Я посмотрел на него и засмеялся.
— Да ты сядь, не мелькай, — эк тебя разбирает! Ты мне вот что скажи…
Он вдруг улыбнулся.
— Прибегаю я к ней в антракте: «Ниночка, разрешите вас поцеловать», а она серьезно подставляет щеку. «Только не замажьтесь, Володя, я же крашеная, как скамейка»! Как все это у нее просто получается.
— Да, она не ломака, — согласился я. — Скажи, значит, она чувствует себя хорошо?

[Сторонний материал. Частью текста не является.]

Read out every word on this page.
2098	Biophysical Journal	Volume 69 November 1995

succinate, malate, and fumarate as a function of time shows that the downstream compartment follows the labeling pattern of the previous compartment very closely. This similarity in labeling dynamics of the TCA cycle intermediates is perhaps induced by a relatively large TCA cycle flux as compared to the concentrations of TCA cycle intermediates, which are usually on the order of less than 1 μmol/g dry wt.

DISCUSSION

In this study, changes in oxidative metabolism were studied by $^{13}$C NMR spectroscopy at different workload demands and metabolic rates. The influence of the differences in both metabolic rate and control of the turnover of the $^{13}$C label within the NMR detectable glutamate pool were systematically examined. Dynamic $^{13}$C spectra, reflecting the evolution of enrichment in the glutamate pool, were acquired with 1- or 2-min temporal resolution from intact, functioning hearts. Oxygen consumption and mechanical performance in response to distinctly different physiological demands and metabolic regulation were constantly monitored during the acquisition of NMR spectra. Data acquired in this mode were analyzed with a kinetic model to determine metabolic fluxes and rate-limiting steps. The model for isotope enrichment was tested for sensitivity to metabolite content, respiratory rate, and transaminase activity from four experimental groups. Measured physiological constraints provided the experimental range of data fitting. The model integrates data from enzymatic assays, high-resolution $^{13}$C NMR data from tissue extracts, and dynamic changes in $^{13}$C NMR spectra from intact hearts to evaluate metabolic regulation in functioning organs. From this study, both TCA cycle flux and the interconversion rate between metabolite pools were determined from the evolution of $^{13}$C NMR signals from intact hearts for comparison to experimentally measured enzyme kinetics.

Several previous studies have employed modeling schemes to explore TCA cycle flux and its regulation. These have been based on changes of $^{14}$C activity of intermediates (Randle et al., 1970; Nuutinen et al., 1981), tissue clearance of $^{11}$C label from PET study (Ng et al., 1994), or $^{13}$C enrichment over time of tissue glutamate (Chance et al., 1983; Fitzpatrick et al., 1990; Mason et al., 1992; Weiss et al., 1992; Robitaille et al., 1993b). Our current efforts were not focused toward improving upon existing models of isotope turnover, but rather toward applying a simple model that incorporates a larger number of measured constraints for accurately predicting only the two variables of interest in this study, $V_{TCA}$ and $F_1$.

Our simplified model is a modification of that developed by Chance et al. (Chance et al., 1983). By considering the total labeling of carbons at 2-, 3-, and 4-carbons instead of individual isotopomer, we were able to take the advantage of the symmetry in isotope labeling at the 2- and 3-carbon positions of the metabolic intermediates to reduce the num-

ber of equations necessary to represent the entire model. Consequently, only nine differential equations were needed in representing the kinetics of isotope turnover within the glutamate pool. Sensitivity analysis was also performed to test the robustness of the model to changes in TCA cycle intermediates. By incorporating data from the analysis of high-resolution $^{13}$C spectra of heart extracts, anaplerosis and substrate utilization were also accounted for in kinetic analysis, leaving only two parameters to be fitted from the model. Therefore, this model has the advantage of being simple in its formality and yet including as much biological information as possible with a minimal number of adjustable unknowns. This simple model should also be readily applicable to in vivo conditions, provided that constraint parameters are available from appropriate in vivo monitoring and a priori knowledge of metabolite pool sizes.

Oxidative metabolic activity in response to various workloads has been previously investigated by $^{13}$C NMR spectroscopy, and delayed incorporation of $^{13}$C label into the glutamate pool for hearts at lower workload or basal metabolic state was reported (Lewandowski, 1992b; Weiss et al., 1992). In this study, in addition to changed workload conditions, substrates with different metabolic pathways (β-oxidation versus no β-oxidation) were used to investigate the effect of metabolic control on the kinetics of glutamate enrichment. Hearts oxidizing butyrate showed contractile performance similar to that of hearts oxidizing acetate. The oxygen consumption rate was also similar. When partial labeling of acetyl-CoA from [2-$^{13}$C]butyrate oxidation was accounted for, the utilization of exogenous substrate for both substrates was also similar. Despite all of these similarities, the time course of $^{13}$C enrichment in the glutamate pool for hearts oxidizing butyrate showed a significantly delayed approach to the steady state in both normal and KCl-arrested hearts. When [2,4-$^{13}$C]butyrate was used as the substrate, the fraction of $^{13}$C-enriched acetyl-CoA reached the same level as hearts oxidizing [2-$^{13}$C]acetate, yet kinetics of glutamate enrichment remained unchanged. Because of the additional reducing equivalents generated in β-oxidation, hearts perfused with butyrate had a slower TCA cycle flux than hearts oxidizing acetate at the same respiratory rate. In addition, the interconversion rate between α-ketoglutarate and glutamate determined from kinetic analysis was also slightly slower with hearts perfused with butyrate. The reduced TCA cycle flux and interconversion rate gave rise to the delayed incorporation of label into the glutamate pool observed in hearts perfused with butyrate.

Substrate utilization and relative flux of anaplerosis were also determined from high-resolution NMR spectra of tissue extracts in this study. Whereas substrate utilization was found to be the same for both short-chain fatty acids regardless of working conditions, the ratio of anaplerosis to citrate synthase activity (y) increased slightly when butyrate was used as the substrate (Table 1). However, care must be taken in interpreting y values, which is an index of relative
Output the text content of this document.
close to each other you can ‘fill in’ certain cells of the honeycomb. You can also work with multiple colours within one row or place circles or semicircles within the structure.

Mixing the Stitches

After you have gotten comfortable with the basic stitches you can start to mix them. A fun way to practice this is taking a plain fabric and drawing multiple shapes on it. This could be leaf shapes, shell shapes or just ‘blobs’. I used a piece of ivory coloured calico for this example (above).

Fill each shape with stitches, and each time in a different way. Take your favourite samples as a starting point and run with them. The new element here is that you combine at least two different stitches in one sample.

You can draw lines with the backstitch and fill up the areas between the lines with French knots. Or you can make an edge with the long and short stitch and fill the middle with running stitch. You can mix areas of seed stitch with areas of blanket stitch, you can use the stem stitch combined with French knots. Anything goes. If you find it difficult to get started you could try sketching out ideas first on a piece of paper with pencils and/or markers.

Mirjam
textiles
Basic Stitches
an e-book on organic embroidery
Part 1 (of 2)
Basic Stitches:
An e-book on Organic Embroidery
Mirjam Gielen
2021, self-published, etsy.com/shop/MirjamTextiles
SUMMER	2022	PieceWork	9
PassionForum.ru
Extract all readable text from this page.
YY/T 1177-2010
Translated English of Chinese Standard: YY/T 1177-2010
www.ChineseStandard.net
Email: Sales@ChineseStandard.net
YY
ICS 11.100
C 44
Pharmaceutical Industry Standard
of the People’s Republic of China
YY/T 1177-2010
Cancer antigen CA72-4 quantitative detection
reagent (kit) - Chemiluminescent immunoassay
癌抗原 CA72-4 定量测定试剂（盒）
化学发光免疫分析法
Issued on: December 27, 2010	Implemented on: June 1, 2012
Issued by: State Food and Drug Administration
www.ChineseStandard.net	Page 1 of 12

— Я проводил ее до самой двери, — вдохновенно продолжал он, ничего не слыша. — Она мне говорит: «Ну, Володя, спасибо, — иду спать, сегодня я целый день на ногах». Я ее спрашиваю: «Ниночка, когда же мы увидимся?» А она улыбается: «Ну, когда? Да заходите с Сергеем в воскресенье в театр после утреннего представления — как раз мы с Дашей сговорились варить пельмени». Сережа, милый, пойдем, а?
Он схватил меня в объятья, и я еле вырвался. Он был как безумный и ничего не понимал.
— Не знаю, не знаю, дорогой, ты видишь, что на столе делается? От Николая ничего?
Он молчал и завороженно улыбался.
— От Николая ничего? — повторил я.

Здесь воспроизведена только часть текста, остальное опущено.